In a "Squawk Box"interview, Branson provided this account:
"He invited me to lunch or dinner at his house, and he had just been bankrupt," Branson claimed, later clarifying he meant one of Trump's companies had filed for bankruptcy.
"I thought we would have an interesting conversation about a whole range of issues, and he just spent the whole lunch talking about five people he rung up to try to get help from ... and how these people had refused to help him and how his life's mission was to going to be to destroy these people," Branson asserted.
The White House did not immediately respond to CNBC's emailed request for comment on Branson's claims about meeting Trump and what transpired.
Branson did not provide the exact date of the meeting or identify the Trump company that he said went bankrupt.

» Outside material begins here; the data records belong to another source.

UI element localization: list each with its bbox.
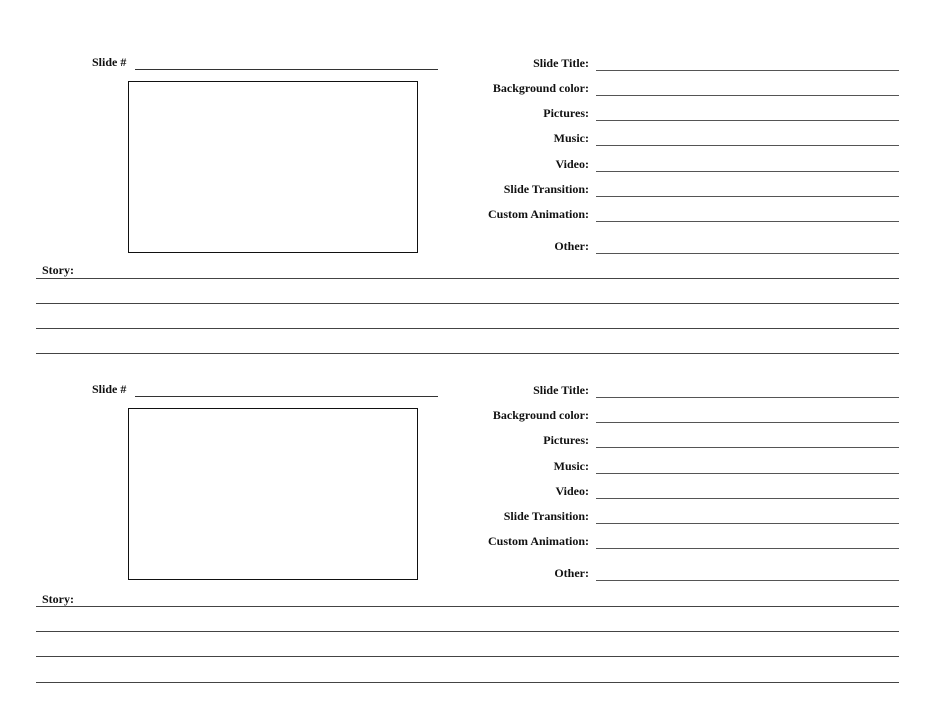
field-slide-title bbox=[440, 56, 900, 76]
field-other bbox=[440, 239, 900, 259]
field-slide-transition bbox=[440, 509, 900, 529]
field-slide-title bbox=[440, 383, 900, 403]
story-label: Story: bbox=[42, 263, 74, 277]
slide-title-label: Slide Title: bbox=[533, 56, 589, 70]
field-video bbox=[440, 484, 900, 504]
pictures-field[interactable] bbox=[596, 120, 899, 121]
pictures-label: Pictures: bbox=[543, 433, 589, 447]
music-label: Music: bbox=[553, 459, 589, 473]
slide-number-label: Slide # bbox=[92, 55, 127, 69]
storyboard-panel-2 bbox=[0, 327, 942, 657]
field-background-color bbox=[440, 81, 900, 101]
field-custom-animation bbox=[440, 534, 900, 554]
story-line[interactable] bbox=[36, 656, 899, 657]
background-color-label: Background color: bbox=[492, 408, 589, 422]
story-line[interactable] bbox=[36, 278, 899, 279]
background-color-field[interactable] bbox=[596, 95, 899, 96]
slide-title-field[interactable] bbox=[596, 70, 899, 71]
slide-sketch-box[interactable] bbox=[128, 81, 418, 253]
slide-title-field[interactable] bbox=[596, 397, 899, 398]
storyboard-panel-1 bbox=[0, 0, 942, 330]
slide-title-label: Slide Title: bbox=[533, 383, 589, 397]
other-field[interactable] bbox=[596, 580, 899, 581]
story-line[interactable] bbox=[36, 303, 899, 304]
slide-transition-field[interactable] bbox=[596, 523, 899, 524]
story-line[interactable] bbox=[36, 606, 899, 607]
custom-animation-field[interactable] bbox=[596, 548, 899, 549]
field-video bbox=[440, 157, 900, 177]
video-label: Video: bbox=[555, 157, 589, 171]
story-line[interactable] bbox=[36, 682, 899, 683]
custom-animation-field[interactable] bbox=[596, 221, 899, 222]
story-label: Story: bbox=[42, 592, 74, 606]
field-pictures bbox=[440, 106, 900, 126]
slide-number-field[interactable] bbox=[135, 69, 438, 70]
music-field[interactable] bbox=[596, 473, 899, 474]
slide-number-field[interactable] bbox=[135, 396, 438, 397]
slide-number-label: Slide # bbox=[92, 382, 127, 396]
slide-transition-field[interactable] bbox=[596, 196, 899, 197]
video-label: Video: bbox=[555, 484, 589, 498]
video-field[interactable] bbox=[596, 498, 899, 499]
field-background-color bbox=[440, 408, 900, 428]
music-label: Music: bbox=[553, 131, 589, 145]
other-field[interactable] bbox=[596, 253, 899, 254]
other-label: Other: bbox=[554, 239, 589, 253]
slide-transition-label: Slide Transition: bbox=[503, 182, 589, 196]
field-music bbox=[440, 131, 900, 151]
pictures-field[interactable] bbox=[596, 447, 899, 448]
custom-animation-label: Custom Animation: bbox=[487, 534, 589, 548]
background-color-field[interactable] bbox=[596, 422, 899, 423]
field-pictures bbox=[440, 433, 900, 453]
field-custom-animation bbox=[440, 207, 900, 227]
story-line[interactable] bbox=[36, 631, 899, 632]
slide-transition-label: Slide Transition: bbox=[503, 509, 589, 523]
video-field[interactable] bbox=[596, 171, 899, 172]
custom-animation-label: Custom Animation: bbox=[487, 207, 589, 221]
music-field[interactable] bbox=[596, 145, 899, 146]
field-music bbox=[440, 459, 900, 479]
field-slide-transition bbox=[440, 182, 900, 202]
slide-sketch-box[interactable] bbox=[128, 408, 418, 580]
field-other bbox=[440, 566, 900, 586]
other-label: Other: bbox=[554, 566, 589, 580]
background-color-label: Background color: bbox=[492, 81, 589, 95]
pictures-label: Pictures: bbox=[543, 106, 589, 120]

It's well-documented that in the 1990s Trump's real estate empire was on verge of collapse. During one of the presidential debateslast year against Clinton, Trump referred to steps taken during that time to turn around his company.
Trump, on stage with Clinton, said, "On occasion, four times, we used certain [bankruptcy] laws that are there."
Further defending using bankruptcy in business, Trump said at the time, "I take advantage of the laws of the nation because I'm running a company."
During the campaign, Branson was not shy in criticizing Trump, calling the future president "irrational, aggressive" and lacking informed ideas.